Serious scare over hearing loss
This is a rather self-indulgent post on my part, but since our hobby is often about self-indulgence I guess it's OK. I had a recent scare that made me think seriously about my hearing, and how precious the gift of good sound -- heck, any sound -- is to us audiophiles.
I get my medical care from an HMO -- Group Health Cooperative, the oldest one in the country -- which set the standard for HMO's for many years. During the past decade, Group Health Cooperative has been faced with rising operating expenses and rapidly escalating prices for drugs, and has had to find ways to reduce these costs while still offering good quality healthcare.
About a month ago, Group Health switched patients who were taking Simvastatin (a cholesterol lowering drug) to Lovastatin (another cholesterol lowering drug). Lovastatin was, I think, the first of the "statins", and is now a good dealer cheaper than Simvastatin. Group Health's own tests indicated that Lovastatin was as effective in lowering cholesterol as Simvastatin, so they apparently thought that putting their patients on Lovastatin would allow dollar savings without any decrease in efficacy.
About 5-6 days after switching to Lovastatin, I woke up in the morning and was virtually unable to hear from my left ear. Not only was I unable to hear conversation, but I had also severe tinnitis in the left ear. I realized the problem was severe when I tried to use the telephone with my left ear and was totally unable to hear what was being said -- it sounded like a very faint, totally garbled radio transmission.

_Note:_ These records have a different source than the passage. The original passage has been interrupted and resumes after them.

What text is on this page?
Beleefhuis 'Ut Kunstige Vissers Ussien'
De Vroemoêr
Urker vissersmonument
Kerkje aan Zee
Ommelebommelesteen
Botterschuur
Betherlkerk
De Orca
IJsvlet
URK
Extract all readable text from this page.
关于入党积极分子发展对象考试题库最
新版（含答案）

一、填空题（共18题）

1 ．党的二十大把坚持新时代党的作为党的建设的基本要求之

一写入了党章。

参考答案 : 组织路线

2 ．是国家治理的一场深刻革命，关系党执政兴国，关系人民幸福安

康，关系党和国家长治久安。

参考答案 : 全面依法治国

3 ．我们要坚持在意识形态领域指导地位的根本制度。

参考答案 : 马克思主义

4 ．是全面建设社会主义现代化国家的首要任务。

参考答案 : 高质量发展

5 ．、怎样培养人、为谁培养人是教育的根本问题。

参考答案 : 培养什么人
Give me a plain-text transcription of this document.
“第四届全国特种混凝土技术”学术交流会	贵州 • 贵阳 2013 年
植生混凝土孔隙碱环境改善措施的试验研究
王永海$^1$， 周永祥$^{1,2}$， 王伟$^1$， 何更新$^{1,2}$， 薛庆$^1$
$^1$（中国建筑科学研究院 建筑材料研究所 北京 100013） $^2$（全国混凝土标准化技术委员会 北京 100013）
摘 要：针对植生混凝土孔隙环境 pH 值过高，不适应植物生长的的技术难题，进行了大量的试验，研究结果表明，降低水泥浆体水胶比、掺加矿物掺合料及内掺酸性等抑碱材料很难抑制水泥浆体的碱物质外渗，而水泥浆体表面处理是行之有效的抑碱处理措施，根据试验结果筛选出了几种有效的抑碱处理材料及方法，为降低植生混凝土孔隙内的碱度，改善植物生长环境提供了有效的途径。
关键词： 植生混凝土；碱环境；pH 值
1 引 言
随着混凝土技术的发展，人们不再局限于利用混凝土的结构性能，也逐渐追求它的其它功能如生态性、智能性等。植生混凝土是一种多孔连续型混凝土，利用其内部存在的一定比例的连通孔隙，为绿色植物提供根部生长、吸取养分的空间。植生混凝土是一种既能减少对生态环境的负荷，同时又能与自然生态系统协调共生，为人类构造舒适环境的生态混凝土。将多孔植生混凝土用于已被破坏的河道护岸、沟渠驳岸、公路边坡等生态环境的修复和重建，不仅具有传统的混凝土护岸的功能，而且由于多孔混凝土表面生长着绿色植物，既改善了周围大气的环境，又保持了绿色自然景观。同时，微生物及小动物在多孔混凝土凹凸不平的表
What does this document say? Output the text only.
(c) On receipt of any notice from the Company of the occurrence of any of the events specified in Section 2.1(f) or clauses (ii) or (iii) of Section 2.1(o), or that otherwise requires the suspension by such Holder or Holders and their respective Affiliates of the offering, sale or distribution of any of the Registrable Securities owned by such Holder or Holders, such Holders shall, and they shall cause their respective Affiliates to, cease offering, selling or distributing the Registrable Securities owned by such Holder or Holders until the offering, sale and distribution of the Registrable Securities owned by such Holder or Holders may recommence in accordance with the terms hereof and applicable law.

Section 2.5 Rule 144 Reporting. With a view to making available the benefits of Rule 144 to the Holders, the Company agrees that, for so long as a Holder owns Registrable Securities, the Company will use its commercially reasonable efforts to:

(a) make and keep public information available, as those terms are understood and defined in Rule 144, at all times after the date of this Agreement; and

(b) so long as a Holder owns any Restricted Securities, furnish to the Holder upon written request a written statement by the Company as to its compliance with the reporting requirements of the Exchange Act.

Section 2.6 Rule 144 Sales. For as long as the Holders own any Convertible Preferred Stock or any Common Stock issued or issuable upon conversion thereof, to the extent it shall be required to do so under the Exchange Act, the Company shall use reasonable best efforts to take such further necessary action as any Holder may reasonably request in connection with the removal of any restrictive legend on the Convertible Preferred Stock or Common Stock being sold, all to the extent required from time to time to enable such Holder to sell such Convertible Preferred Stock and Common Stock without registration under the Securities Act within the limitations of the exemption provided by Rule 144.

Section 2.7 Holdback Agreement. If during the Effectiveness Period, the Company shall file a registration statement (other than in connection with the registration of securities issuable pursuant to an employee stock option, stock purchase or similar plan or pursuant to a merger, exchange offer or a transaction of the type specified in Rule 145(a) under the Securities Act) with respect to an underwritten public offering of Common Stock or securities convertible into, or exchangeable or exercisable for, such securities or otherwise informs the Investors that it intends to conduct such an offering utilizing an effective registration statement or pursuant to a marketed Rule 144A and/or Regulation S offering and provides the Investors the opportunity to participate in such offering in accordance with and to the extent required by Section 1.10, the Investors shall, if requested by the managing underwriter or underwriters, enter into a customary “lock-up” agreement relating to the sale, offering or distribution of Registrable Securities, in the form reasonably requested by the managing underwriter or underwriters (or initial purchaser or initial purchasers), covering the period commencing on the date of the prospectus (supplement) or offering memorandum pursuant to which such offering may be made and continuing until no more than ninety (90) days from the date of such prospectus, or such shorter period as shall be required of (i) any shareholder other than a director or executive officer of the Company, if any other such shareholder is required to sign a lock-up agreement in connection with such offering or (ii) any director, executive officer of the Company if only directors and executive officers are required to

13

Further, when I tried to listen to music on the audio system, the left ear made funny noises like the tones on a push-button phone. Very, very disconcerting!
I visited my doctor, thinking I had developed an inner ear infection. Her diagnosis was that the Eustachian tube was blocked, and a vacuum had developed in the middle ear, which was causing the tinnitis. She said there was no infection, and that the problem might clear up, and it might not. She went on to say that hearing problems among older people -- particularly men -- often occur for no apparent clinical reason, and that very little can be done about it. (As an example, I have a woman friend who had a minor traffic accident about 5 years ago, and experienced TOTAL hearing loss in her right ear. The hearing has never returned.)
Well, the timing of starting a new medication -- Lovastatin -- and the onset of severe hearing loss struck me as more than a coincidence, so I did a bit of Internet research using a pharmaceutical information site. My digging revealed that a very small percentage of people sometimes develop hearing problems due to use of the cholesterol-lowering "statin" drugs.
I decided to stop taking the Lovastatin, and about 5 days later my hearing cleared -- almost completely. I decided to try the medication again, and after 5 days the hearing loss re-occurred. I then stopped the medication again, and my hearing returned after 5 days or so (my theory here is that it took 4-5 days for the medication to clear from my system). After this self-directed experiment of starting and stopping the medication for 3 full cycles, and having hearing loss after 5 days, and then re-gaining my hearing after stopping the medication, I was convinced that the Lovastatin was the culprit.
I met yesterday with my doctor, and she is again prescribing my previous drug, Simvastatin. She agreed that the problem I had with Lovastatin is quite rare, and that the hearing loss I had was due either to a problem specific to my biology, or due to a bad interaction with the diabetes medication I also take.
The point of this story is: our hearing is precious, and it can be damaged unexpectedly. Pay attention to the medications you take, and be alert to unexpected side effects or drug interactions. Obviously, if you take Lovastatin, and have found your hearing affected, then ask your doctor for a different drug.
During my doctor visit yesterday, I had an audiometry test, and I'm pleased to report that the hearing in my left ear is back to about 90% acuity, with only minor loss in the very high frequencies (which my doctor said should return to normal before long). I have tended to take my hearing for granted, and was really devastated to find how much my audio enjoyment had diminished by loss of hearing in just one ear. Music has been such a part of my life for so long, I can't imagine living without it.
So, fellow 'philes (men particularly) -- get a regular hearing checkup, and be alert to possible problems with new medications.